Мик, хоть и угасает, все еще не отдает Богу душу. Он однажды привел мне слова мадам дю Барри,[137] сказанные на эшафоте: «Еще несколько секунд, палач, пожалуйста!» Даже под сенью гильотины жизнь лучше, чем смерть.
Что касается меня, то единственное, что мне остается, — это ждать неизбежного. Я могу себе представить, что меня ожидает, но, как ни странно, страха не испытываю: в конце концов, я сам напросился. Моя жизнь до сих пор настолько во многом была фальшивкой, что я, пожалуй, готов приветствовать даже смертельную дозу реальности.
Если вы сочтете, что в это трудно поверить, знайте, что в самый разгар моего сексуального загула, моего праздника либидо я позволил себе осознать последствия риска, на который я вполне сознательно шел.
Мой образ жизни уже тогда был таков, что нельзя было сомневаться в его окончательном исходе.
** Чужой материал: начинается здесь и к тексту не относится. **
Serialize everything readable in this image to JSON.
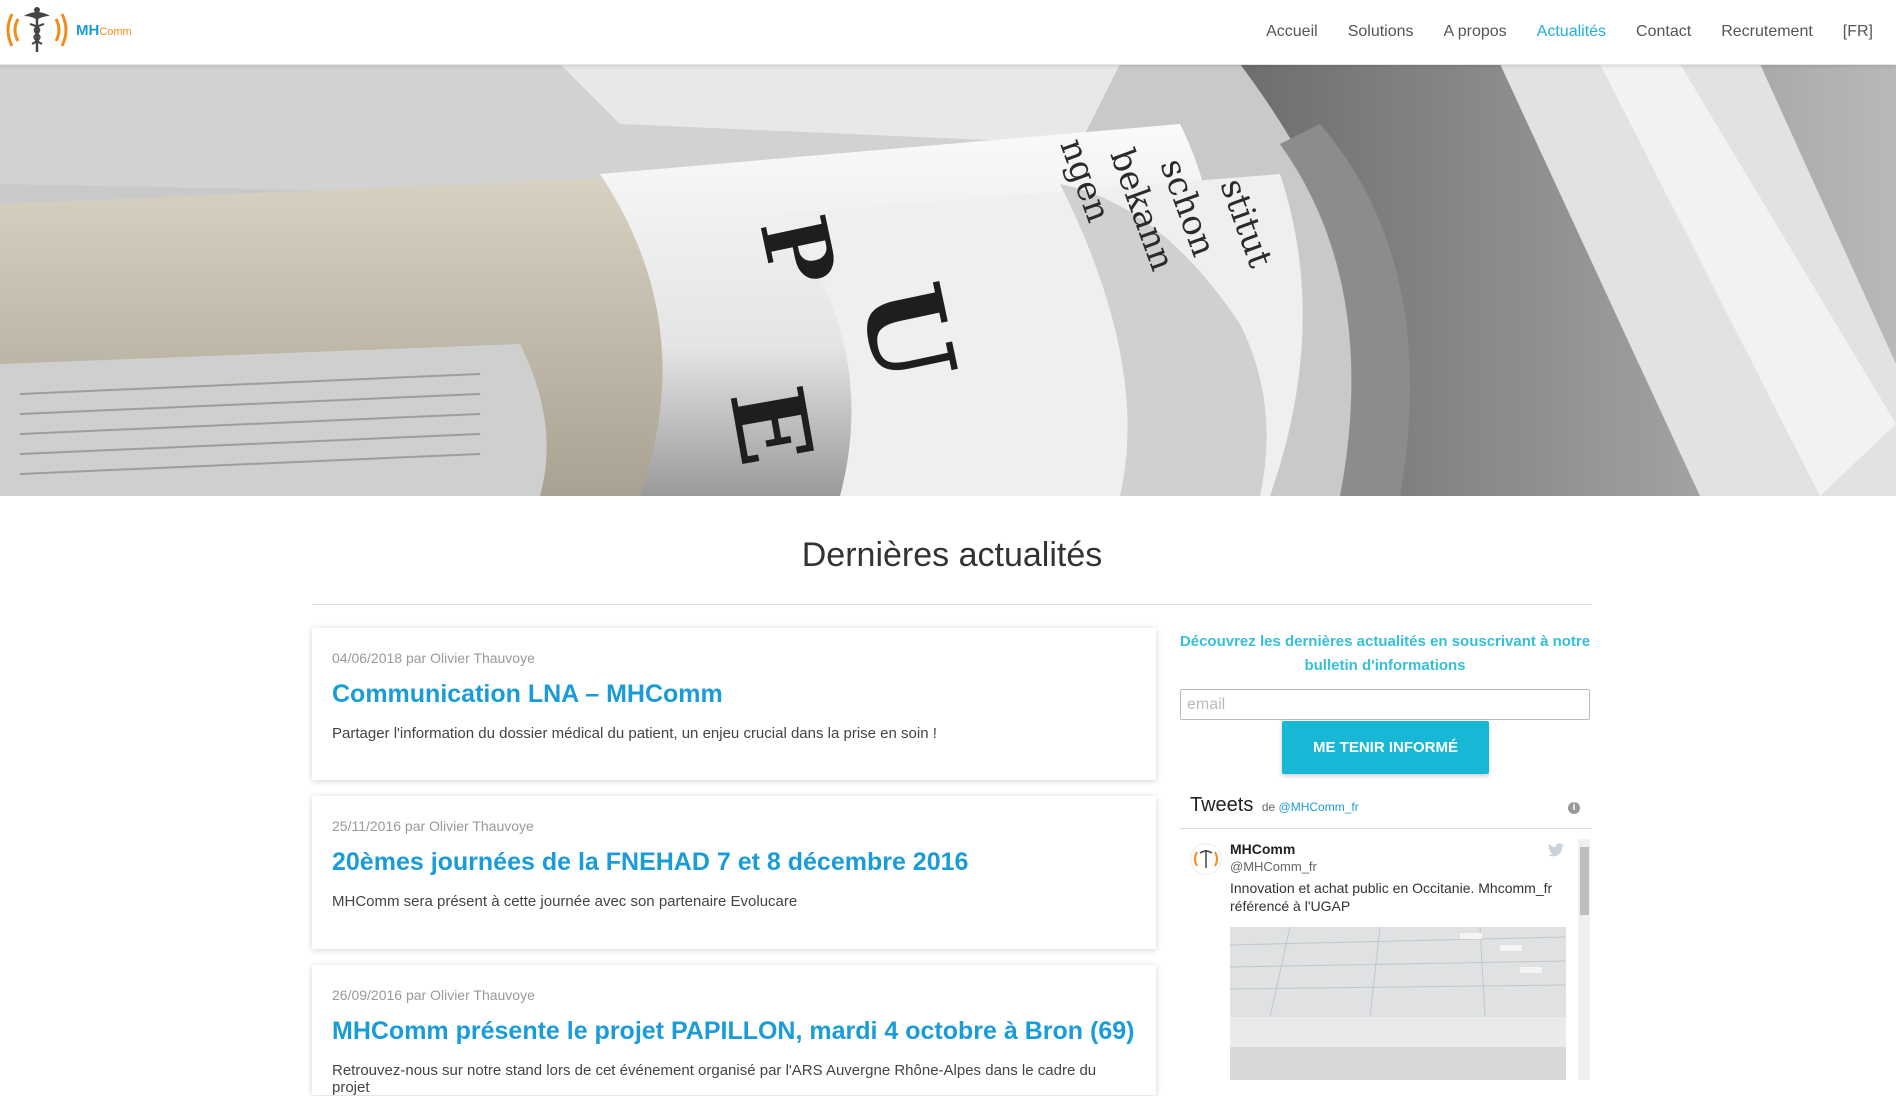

Бывали ночи, когда удовлетворив с моим партнером, кем бы он ни оказался, взаимную страсть, — я, не в силах уснуть, продолжал наслаждаться видом нагого тела рядом со мной, вдыхал запах подмышек, проводил пальцем по влажным, пахнущим дерьмом волосам промежности, гладил съежившийся после соития член и ощущал его усталую реакцию на мое прикосновение, — вот в такие ночи я ловил себя на том, что прокручиваю в голове хронологию своих тайных удовольствий, пытаясь создать генеалогическое древо своих партнеров и гадая (некоторые предположения у меня имелись), кто из них, как карточный шулер, вытащит из рукава туза пик — туза СПИДа.
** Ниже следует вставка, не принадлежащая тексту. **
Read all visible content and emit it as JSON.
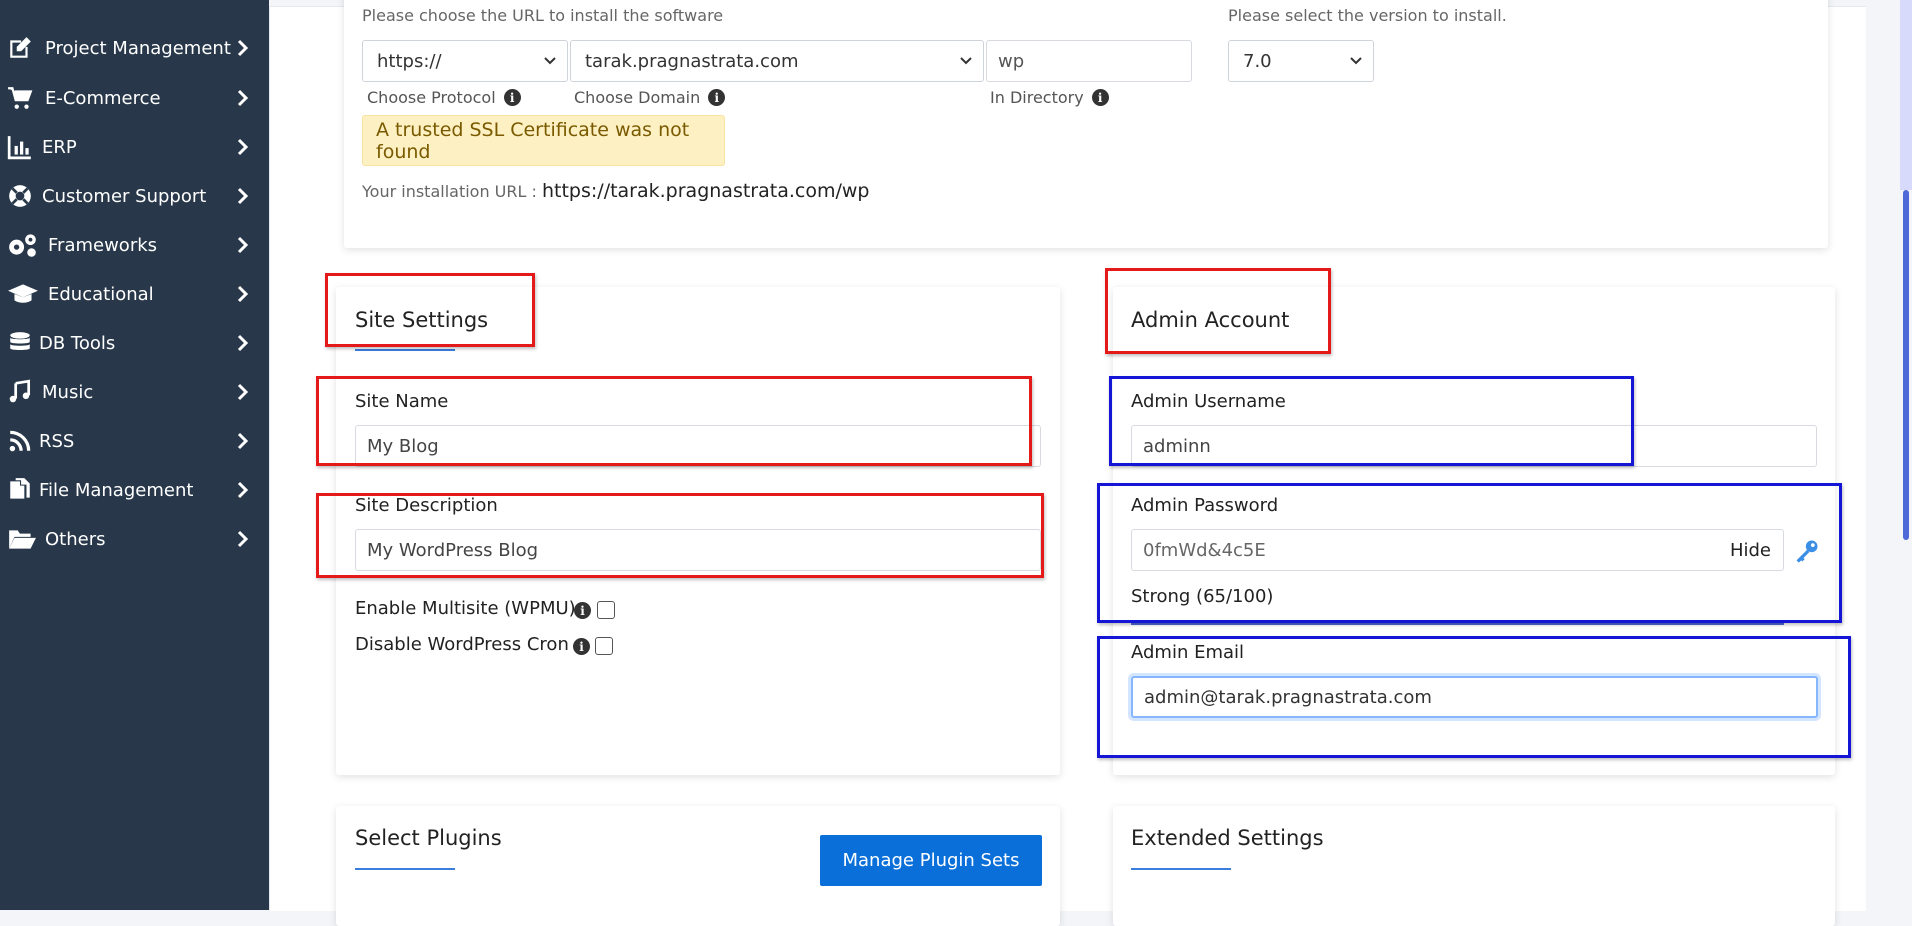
{
  "sidebar": {
    "items": [
      {
        "label": "Project Management",
        "icon": "edit-icon"
      },
      {
        "label": "E-Commerce",
        "icon": "cart-icon"
      },
      {
        "label": "ERP",
        "icon": "bar-chart-icon"
      },
      {
        "label": "Customer Support",
        "icon": "lifebuoy-icon"
      },
      {
        "label": "Frameworks",
        "icon": "gears-icon"
      },
      {
        "label": "Educational",
        "icon": "graduation-cap-icon"
      },
      {
        "label": "DB Tools",
        "icon": "database-icon"
      },
      {
        "label": "Music",
        "icon": "music-icon"
      },
      {
        "label": "RSS",
        "icon": "rss-icon"
      },
      {
        "label": "File Management",
        "icon": "files-icon"
      },
      {
        "label": "Others",
        "icon": "folder-open-icon"
      }
    ]
  },
  "install": {
    "url_hint": "Please choose the URL to install the software",
    "version_hint": "Please select the version to install.",
    "protocol": "https://",
    "domain": "tarak.pragnastrata.com",
    "directory": "wp",
    "version": "7.0",
    "protocol_label": "Choose Protocol",
    "domain_label": "Choose Domain",
    "directory_label": "In Directory",
    "ssl_alert": "A trusted SSL Certificate was not found",
    "install_url_label": "Your installation URL :",
    "install_url": "https://tarak.pragnastrata.com/wp"
  },
  "site_settings": {
    "title": "Site Settings",
    "site_name_label": "Site Name",
    "site_name": "My Blog",
    "site_desc_label": "Site Description",
    "site_desc": "My WordPress Blog",
    "multisite_label": "Enable Multisite (WPMU)",
    "cron_label": "Disable WordPress Cron"
  },
  "admin_account": {
    "title": "Admin Account",
    "username_label": "Admin Username",
    "username": "adminn",
    "password_label": "Admin Password",
    "password": "0fmWd&4c5E",
    "hide_label": "Hide",
    "strength": "Strong (65/100)",
    "email_label": "Admin Email",
    "email": "admin@tarak.pragnastrata.com"
  },
  "plugins": {
    "title": "Select Plugins",
    "manage_button": "Manage Plugin Sets"
  },
  "extended": {
    "title": "Extended Settings"
  },
  "colors": {
    "sidebar_bg": "#28384a",
    "accent": "#0a6fd8",
    "annotation_red": "#e41a1a",
    "annotation_blue": "#1515d6"
  }
}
Это занятие, конечно, было обречено на неудачу. Мне все время вспоминается танго, жестяное звучание которого я так часто слышал из дешевых динамиков «Соледад» (туда на дискотеку меня водил Фери). Это была банальная медленная мелодия, редко выпадавшая в заранее заданной последовательности номеров, известной мне так же хорошо, как содержание надоевшей долгоиграющей пластинки. Называлось оно «Буэнас ночас, Буэнос-Айрес» и рассказывало о том, как одинокий моряк вспоминает всех женщин, с которыми спал в этом городе, гадая, которая из них родит ему сына, чтобы имя его осталось жить, когда сам он погибнет, как это неизбежно случится, в море. Я вспоминаю, как сравнивал себя с этим моряком, находя большое сходство, за исключением того, что это я был — в этом не приходилось сомневаться — оплодотворен (уверяю вас, читатель, что это слово я выбирал с большой тщательностью). Этого моряка я напоминаю еще и тем, что не испытываю абсолютно никакого раскаяния.
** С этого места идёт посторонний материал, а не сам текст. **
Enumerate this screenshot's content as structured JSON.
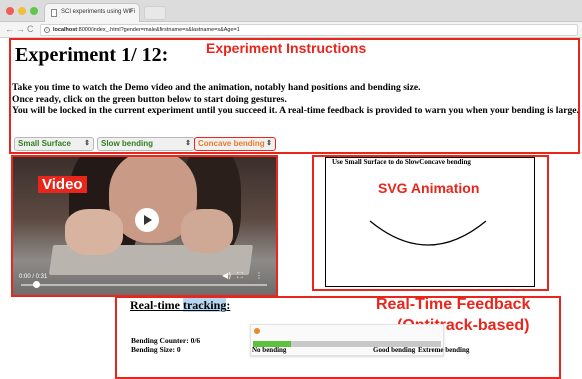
{
  "browser": {
    "tab_title": "SCI experiments using WiFi",
    "tab_close": "×",
    "nav_back": "←",
    "nav_forward": "→",
    "nav_reload": "C",
    "url_host": "localhost",
    "url_rest": ":8000/index_.html?gender=male&firstname=s&lastname=s&Age=1"
  },
  "page": {
    "title": "Experiment 1/ 12:",
    "instructions": [
      "Take you time to watch the Demo video and the animation, notably hand positions and bending size.",
      "Once ready, click on the green button below to start doing gestures.",
      "You will be locked in the current experiment until you succeed it. A real-time feedback is provided to warn you when your bending is large."
    ]
  },
  "selects": {
    "surface": "Small Surface",
    "speed": "Slow bending",
    "shape": "Concave bending",
    "caret": "⇕"
  },
  "video": {
    "time": "0:00 / 0:31",
    "volume_icon": "◀)",
    "fullscreen_icon": "⛶",
    "more_icon": "⋮"
  },
  "svg_animation": {
    "caption": "Use Small Surface to do SlowConcave bending"
  },
  "feedback": {
    "title_part1": "Real-time ",
    "title_part2": "tracking",
    "title_part3": ":",
    "counter": "Bending Counter: 0/6",
    "size": "Bending Size: 0",
    "meter_fill_fraction": 0.2,
    "labels": {
      "no": "No bending",
      "good": "Good bending",
      "extreme": "Extreme bending"
    }
  },
  "annotations": {
    "instructions": "Experiment Instructions",
    "video": "Video",
    "svg": "SVG Animation",
    "feedback_line1": "Real-Time Feedback",
    "feedback_line2": "(Optitrack-based)"
  },
  "colors": {
    "annotation_red": "#e8261c",
    "select_green": "#2e7d1e",
    "select_orange": "#e87b2a",
    "meter_green": "#5cc13c",
    "meter_dot": "#e88a2a"
  }
}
Итак, Ким, Эдуард, Дидье, Гаэтан, Барбе, Mes semblables, mes freres,[138] все вы, члены единственного сообщества, единственной семьи, единственного братства, к которому я когда-либо принадлежал или мечтал принадлежать, все вы, с кем я имел честь делить восторги и страдания, величие и унижения гомосексуальности, позвольте мне по-братски приветствовать вас, кто бы вы ни были.